L’armée d’Italie donna le premier exemple de soldats se mêlant du gouvernement. Jusque-là, les armées de la République s’étaient contentées de vaincre ses ennemis. On sait qu’en 1797, il se forma, dans le conseil des Cinq-Cents, un parti opposé au Directoire[15]. Les projets des meneurs pouvaient être innocents, mais certainement leur conduite les exposait au soupçon. Quelques-uns étaient royalistes, on ne peut en douter; la plupart peut-être n’avaient d’autre intention que de mettre un terme au gouvernement arbitraire et à la scandaleuse corruption du Directoire.
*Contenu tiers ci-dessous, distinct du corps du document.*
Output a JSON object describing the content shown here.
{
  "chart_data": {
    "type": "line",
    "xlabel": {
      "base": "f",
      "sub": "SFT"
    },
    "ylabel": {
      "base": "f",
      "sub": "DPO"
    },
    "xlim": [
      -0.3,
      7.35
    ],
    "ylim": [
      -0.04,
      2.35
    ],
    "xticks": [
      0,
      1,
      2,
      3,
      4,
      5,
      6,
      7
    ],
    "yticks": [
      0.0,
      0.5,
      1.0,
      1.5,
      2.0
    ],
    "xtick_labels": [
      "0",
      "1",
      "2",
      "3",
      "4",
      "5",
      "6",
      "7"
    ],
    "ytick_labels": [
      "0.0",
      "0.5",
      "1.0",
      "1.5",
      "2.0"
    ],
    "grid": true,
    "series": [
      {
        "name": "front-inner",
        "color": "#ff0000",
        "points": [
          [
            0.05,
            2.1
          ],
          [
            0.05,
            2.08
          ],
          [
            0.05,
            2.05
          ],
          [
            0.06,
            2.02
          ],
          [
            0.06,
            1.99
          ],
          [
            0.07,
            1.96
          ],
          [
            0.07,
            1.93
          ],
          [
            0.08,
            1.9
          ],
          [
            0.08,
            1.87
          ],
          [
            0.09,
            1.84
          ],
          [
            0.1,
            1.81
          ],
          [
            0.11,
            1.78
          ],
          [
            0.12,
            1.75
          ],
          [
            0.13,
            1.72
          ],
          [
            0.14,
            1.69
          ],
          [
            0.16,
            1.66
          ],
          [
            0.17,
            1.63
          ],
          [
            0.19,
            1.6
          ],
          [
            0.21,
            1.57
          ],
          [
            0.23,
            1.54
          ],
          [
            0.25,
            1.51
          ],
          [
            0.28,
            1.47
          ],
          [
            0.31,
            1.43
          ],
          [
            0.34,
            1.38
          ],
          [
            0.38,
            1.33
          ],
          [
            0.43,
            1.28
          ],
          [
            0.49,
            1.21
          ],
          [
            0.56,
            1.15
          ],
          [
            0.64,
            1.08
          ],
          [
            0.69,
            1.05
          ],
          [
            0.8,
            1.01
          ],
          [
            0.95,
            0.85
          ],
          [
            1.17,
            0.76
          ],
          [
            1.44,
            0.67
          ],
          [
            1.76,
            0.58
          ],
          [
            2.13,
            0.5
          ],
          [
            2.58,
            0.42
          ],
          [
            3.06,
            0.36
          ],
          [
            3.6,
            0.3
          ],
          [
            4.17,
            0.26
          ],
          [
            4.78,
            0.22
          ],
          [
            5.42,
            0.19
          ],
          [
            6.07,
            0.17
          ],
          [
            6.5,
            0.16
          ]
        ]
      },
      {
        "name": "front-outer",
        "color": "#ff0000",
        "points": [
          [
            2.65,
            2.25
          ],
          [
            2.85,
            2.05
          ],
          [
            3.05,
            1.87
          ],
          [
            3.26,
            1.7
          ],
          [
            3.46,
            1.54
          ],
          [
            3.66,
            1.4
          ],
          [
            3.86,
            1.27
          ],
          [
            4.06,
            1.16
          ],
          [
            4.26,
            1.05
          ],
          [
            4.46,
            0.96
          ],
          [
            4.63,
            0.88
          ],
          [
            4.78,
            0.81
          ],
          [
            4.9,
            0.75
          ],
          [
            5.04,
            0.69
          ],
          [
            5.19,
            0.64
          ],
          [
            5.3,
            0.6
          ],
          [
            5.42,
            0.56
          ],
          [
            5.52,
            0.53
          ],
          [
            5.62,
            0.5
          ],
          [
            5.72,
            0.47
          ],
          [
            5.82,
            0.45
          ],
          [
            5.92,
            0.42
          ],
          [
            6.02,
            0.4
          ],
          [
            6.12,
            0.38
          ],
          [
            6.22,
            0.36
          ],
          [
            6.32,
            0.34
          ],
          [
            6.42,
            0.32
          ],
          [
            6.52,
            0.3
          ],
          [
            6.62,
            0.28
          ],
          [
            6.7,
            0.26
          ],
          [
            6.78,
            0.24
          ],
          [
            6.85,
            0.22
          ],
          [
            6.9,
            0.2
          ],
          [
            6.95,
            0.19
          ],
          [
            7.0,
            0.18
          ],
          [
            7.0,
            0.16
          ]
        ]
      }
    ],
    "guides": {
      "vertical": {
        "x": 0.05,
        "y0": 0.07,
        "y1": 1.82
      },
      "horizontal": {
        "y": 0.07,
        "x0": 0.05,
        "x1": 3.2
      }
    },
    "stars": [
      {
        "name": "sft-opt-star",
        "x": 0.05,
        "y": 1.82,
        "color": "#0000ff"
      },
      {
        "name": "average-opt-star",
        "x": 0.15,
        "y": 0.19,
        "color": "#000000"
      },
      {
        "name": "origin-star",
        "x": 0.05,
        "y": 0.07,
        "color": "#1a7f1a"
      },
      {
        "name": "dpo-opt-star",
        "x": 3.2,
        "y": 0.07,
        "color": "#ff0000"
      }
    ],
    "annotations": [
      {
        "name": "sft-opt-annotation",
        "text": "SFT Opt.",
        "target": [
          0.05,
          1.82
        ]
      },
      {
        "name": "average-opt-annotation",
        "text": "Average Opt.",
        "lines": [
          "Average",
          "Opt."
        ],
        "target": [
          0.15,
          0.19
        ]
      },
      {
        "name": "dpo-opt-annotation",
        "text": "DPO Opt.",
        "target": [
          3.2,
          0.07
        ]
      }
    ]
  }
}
La marche qu’ils adoptèrent, fut de retirer les impôts au gouvernement et de soumettre ses dépenses à une enquête rigide. Le Directoire, de son côté, profitant des effets de ce plan d’attaque, répandit dans les armées que toutes les privations qu’elles éprouvaient, étaient l’effet de la trahison du Corps Législatif qui cherchait à détruire les défenseurs de la Patrie pour pouvoir ensuite rappeler librement les Bourbons. Le général en chef de l’armée d’Italie encouragea publiquement ces bruits dans une proclamation à ses troupes. Cette armée osa envoyer des adresses au gouvernement. Elle se permettait des reproches, aussi peu mesurés qu’inconstitutionnels, contre la majorité du Corps Législatif. Le dessein secret de Bonaparte était de suivre ces adresses et de marcher sur Paris avec une partie de son armée sous prétexte de défendre le Directoire et la République, mais, dans le fait, pour s’arroger une part principale dans le gouvernement. Ses projets furent renversés par la révolution du 18 fructidor, qui eut lieu plus tôt et plus facilement qu’il ne le croyait (4 septembre 1797, 18 fructidor an V). Cette journée qui détruisit complètement le parti opposé au Directoire, lui ôta tout prétexte de passer les Alpes. Il continua à parler des Directeurs avec le dernier mépris. L’incurie, la corruption et les fautes grossières de ce gouvernement faisaient le texte habituel de ses conversations. Il les terminait ordinairement en faisant remarquer aux généraux qui l’entouraient, que, si un homme parvenait à concilier la nouvelle manière d’être de la France à l’intérieur avec le gouvernement militaire, il pourrait facilement faire jouer à la République le rôle de l’ancienne Rome.
Chapitre VII
Idées politiques de Bonaparte
Quoique Napoléon ait dit à l’île d’Elbe qu’il continua à être bon républicain jusqu’à son expédition d’Égypte, quelques anecdotes racontées par le comte de Merveldt prouvent qu’à l’époque dont nous parlons, son républicanisme était déjà fort chancelant. Merveldt fut un des négociateurs autrichiens à Leoben et plus tard à Campo-Formio. Comme son premier intérêt était de faire tomber la République, il laissa entrevoir que le général Bonaparte était en position de se mettre à la tête de la France ou de l’Italie. Le général ne répondit pas, mais ne sembla pas du tout révolté; il parla même de la tentative de gouverner la France par des corps représentatifs et des institutions républicaines, comme d’une simple expérience. Encouragé par ces dispositions, Merveldt hasarda, avec l’approbation de sa cour, de lui proposer une principauté en Allemagne. Le général répondit qu’il était flatté de cette offre, qui ne pouvait provenir que de l’opinion distinguée qu’on voulait bien avoir de ses talents et de son importance, mais qu’il serait peu raisonnable à lui de l’accepter. Un pareil établissement devait tomber à la première guerre de l’Autriche contre la France. Si l’Autriche avait un fardeau inutile, et, si la France triomphait, elle proscrirait un citoyen perfide qui aurait accepté le secours de l’étranger. Il ajouta avec franchise, que son but était d’obtenir une place dans le gouvernement de sa patrie, et que, si jamais il pouvait mettre le pied à l’étrier, il ne doutait pas d’aller loin.
Chapitre VIII
Portrait de Bonaparte
Si Napoléon n’eût pas fait la paix de Campo-Formio, il pouvait anéantir l’Autriche et épargner à la France les conquêtes de 1805 et 1809[16]. Il paraît que ce grand homme n’était à cette époque qu’un soldat, entreprenant, doué d’un génie prodigieux, mais sans aucun principe fixe en politique. Agité de mille pensées ambitieuses, il n’avait aucun plan arrêté pour satisfaire son ambition.